I ended up with an EROI of 9.3 for costs as they stand today. That includes all construction costs as well as operations and maintenance. It turns out that more energy is spent in maintaining the plants than was required to build them. They have a program underway to drop the O&M cost from $25/Mwh down to $10/Mwh. If that program is successful, then the EROI will increase to 14. This assumes a 40 year plant life. If the life is shorter, then the number drops substantially.
All and all that is a pretty good number considering the output is electrical power. And it has very few environmental side effects (except water use).
As far as the Nukes value goes, I was thinking of the MIT study (now several years old) that put new nuke $0.08/Kwh. It would be higher now of course (inflation, rise in steel & concrete).
If you want the spreadsheet, send me an email.

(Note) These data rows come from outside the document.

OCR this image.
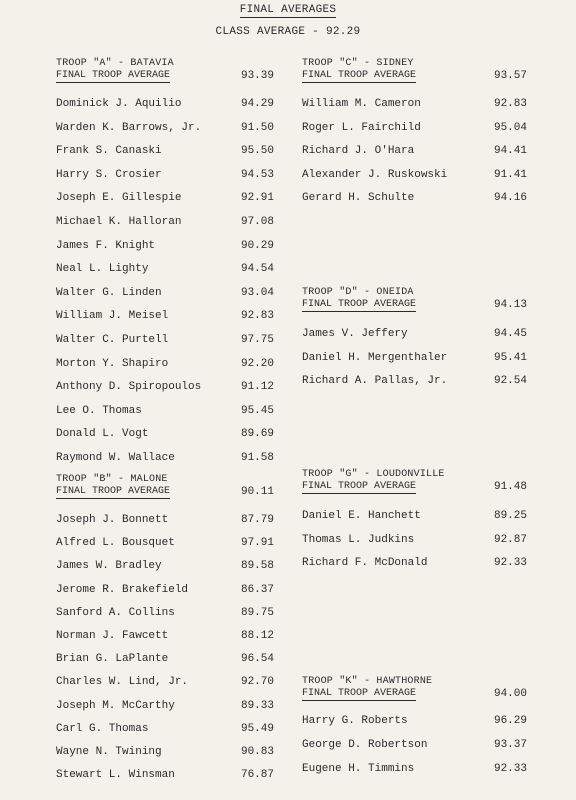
FINAL AVERAGES
CLASS AVERAGE - 92.29
TROOP "A" - BATAVIA
FINAL TROOP AVERAGE	93.39
Dominick J. Aquilio	94.29
Warden K. Barrows, Jr.	91.50
Frank S. Canaski	95.50
Harry S. Crosier	94.53
Joseph E. Gillespie	92.91
Michael K. Halloran	97.08
James F. Knight	90.29
Neal L. Lighty	94.54
Walter G. Linden	93.04
William J. Meisel	92.83
Walter C. Purtell	97.75
Morton Y. Shapiro	92.20
Anthony D. Spiropoulos	91.12
Lee O. Thomas	95.45
Donald L. Vogt	89.69
Raymond W. Wallace	91.58
TROOP "B" - MALONE
FINAL TROOP AVERAGE	90.11
Joseph J. Bonnett	87.79
Alfred L. Bousquet	97.91
James W. Bradley	89.58
Jerome R. Brakefield	86.37
Sanford A. Collins	89.75
Norman J. Fawcett	88.12
Brian G. LaPlante	96.54
Charles W. Lind, Jr.	92.70
Joseph M. McCarthy	89.33
Carl G. Thomas	95.49
Wayne N. Twining	90.83
Stewart L. Winsman	76.87
TROOP "C" - SIDNEY
FINAL TROOP AVERAGE	93.57
William M. Cameron	92.83
Roger L. Fairchild	95.04
Richard J. O'Hara	94.41
Alexander J. Ruskowski	91.41
Gerard H. Schulte	94.16
TROOP "D" - ONEIDA
FINAL TROOP AVERAGE	94.13
James V. Jeffery	94.45
Daniel H. Mergenthaler	95.41
Richard A. Pallas, Jr.	92.54
TROOP "G" - LOUDONVILLE
FINAL TROOP AVERAGE	91.48
Daniel E. Hanchett	89.25
Thomas L. Judkins	92.87
Richard F. McDonald	92.33
TROOP "K" - HAWTHORNE
FINAL TROOP AVERAGE	94.00
Harry G. Roberts	96.29
George D. Robertson	93.37
Eugene H. Timmins	92.33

I started a thread here: http://europe.theoildrum.com/node/3795#comment-327648
that seems to indicate that estimated costs are going up faster than inflation but the only price for nuclear power I'm really interested in (outside of energy analysis) is the price without the Price Anderson subsidy and with the full cost of waste disposal and decommisioning, which is unknown. The UK estimate of $12,000/kW for decommissioning is interesting.
The other price I'm interested in is the price of carbon dioxide to make the scenario in fig. 6 of this preprint happen:
http://www.columbia.edu/~jeh1/2008/TargetCO2_20080317.pdf
My guess is that it is impoverishing and we'd need to ration instead but maybe I'm too influenced by the inelasticity of gasoline.

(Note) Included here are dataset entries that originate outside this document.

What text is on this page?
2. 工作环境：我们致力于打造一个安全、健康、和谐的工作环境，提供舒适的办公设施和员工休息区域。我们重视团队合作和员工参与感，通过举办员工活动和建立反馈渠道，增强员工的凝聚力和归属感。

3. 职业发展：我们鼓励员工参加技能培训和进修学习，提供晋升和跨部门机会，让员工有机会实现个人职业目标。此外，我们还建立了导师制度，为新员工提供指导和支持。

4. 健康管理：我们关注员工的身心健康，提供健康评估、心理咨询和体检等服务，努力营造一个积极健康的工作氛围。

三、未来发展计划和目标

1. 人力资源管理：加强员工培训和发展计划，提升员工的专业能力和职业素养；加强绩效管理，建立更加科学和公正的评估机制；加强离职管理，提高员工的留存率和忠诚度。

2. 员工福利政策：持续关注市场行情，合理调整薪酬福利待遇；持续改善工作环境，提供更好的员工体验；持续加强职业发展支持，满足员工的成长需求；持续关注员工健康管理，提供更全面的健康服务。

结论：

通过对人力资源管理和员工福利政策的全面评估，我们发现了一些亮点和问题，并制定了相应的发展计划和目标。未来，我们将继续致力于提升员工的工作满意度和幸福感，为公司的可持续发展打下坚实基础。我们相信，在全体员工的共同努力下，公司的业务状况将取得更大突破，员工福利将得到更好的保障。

Thanks for the offer though.
Chris
Hi Robert. I appreciate your frustration with studies being 20 years out of date. Lucky for you, you don't have to sit on the sidelines. Dr. Hall has published enough information that you can jump in and do the heavy lifting yourself.
Here is how I would start: Find the total construction cost (materials, labor, everything) for a CSP power plant. Then convert those $ into $(2005) then use the Mj/$ value in the article to convert that into energy. Then calculate the energy output of the plant (factoring in true capacity factors etc). With that data you should be able to get a value for EROI.
I have not read the schott memorandum, but bottom up studies tend to over estimate the EROI because anything left out causes the EROI to go up. The sloppier the math, the better (sounding) the result! So I would dig into that analysis in more detail. What was included in "energy expended in production of the components"?
Dr. Hall did a calculation for a Coal Power plant that you might enjoy reading:
Hall, 1979, "Efficiency of Energy Delivery Systems: 1 An Economic and Energy Analysis", Environmental Management, Vol3, No 6, pp 493-504 (make sure you get parts 2, 3 also).